Encadré 1 : Glossaire
Amygdales cérébrales : noyaux du lobe temporal interne faisant partie du système limbique ; ses
fonctions principales concernent les activités végétatives, émotionnelles et sexuelles.
Cartographie EEG : le traitement mathématique du signal EEG, permet de tracer un spectre de
puissance qui précise la puissance de chacune des fréquences composant ce spectre. La représentation de
la distribution topographique de ces puissances sur le scalp est appelée cartographie EEG.
Cortex préfrontal (dorsolatéral ventromédian, orbitofrontal) : région corticale du lobe frontal située en
avant des aires corticales motrices ; il intervient dans la planification des comportements cognitifs
complexes ainsi que dans l’expression de la personnalité et des comportements sociaux adaptés.
Cortex : substance grise des hémisphères cérébraux et du cervelet comprenant la majeure partie des
neurones de l’encéphale.
Cyclotron : accélérateur de particules circulaire permettant la production de radioéléments tels que
l’oxygène 15 (15O), le carbone 11 (11C), ou le Fluor 18 (18F).
Electromyographie (EMG) : technique d'exploration des muscles basée sur l'étude et le recueil
(électromyogramme) des potentiels électriques de repos et d'action.

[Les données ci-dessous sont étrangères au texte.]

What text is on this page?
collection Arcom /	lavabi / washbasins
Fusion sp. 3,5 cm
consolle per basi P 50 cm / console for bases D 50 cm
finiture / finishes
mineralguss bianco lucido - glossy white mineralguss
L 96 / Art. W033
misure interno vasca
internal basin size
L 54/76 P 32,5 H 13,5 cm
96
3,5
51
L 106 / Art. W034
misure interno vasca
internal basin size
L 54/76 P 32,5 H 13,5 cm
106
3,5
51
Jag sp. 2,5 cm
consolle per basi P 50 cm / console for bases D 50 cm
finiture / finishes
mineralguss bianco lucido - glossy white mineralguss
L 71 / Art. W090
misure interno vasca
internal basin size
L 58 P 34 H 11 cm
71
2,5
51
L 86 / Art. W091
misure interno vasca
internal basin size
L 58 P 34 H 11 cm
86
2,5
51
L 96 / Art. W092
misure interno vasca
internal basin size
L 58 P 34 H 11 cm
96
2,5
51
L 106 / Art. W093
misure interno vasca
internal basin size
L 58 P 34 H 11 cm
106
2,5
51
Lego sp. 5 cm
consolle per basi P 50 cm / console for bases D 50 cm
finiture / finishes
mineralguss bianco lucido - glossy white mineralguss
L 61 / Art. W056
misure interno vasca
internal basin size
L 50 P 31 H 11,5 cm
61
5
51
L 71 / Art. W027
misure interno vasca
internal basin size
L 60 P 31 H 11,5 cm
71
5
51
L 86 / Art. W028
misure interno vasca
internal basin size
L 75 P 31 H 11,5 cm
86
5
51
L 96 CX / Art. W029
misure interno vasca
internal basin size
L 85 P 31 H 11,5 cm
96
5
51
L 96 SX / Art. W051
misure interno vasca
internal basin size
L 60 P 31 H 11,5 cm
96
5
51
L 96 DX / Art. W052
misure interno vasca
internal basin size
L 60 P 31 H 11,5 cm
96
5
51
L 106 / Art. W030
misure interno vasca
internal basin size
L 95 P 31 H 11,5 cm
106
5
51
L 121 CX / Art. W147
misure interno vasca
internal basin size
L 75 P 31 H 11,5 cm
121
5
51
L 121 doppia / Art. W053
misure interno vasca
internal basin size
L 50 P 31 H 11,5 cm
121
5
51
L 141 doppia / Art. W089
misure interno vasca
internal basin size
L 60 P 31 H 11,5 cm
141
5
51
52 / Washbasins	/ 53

Gyrus fusiforme (ou gyrus occipito-temporal) : circonvolution médiane du lobe temporal qui est activée
lors des traitements visuels de la couleur, de la reconnaissance des visages et du traitement visuel d’objets
d’expertise.
Hémisphère : les hémisphères cérébraux sont les parties droite et gauche du cerveau, reliées par le corps
calleux.
Hippocampe : structure corticale bilatérale et symétrique, repliée sur elle-même, située dans la face
médiane du lobe temporal et faisant partie du système limbique. Il joue un rôle dans la mémoire spatiale
ainsi que dans la consolidation de la mémoire.
Imagerie cérébrale fonctionnelle : s’oppose à imagerie structurale. Cette dernière donne des images
statiques, fixes ; la première donne des images dynamiques (voir neuro-imagerie).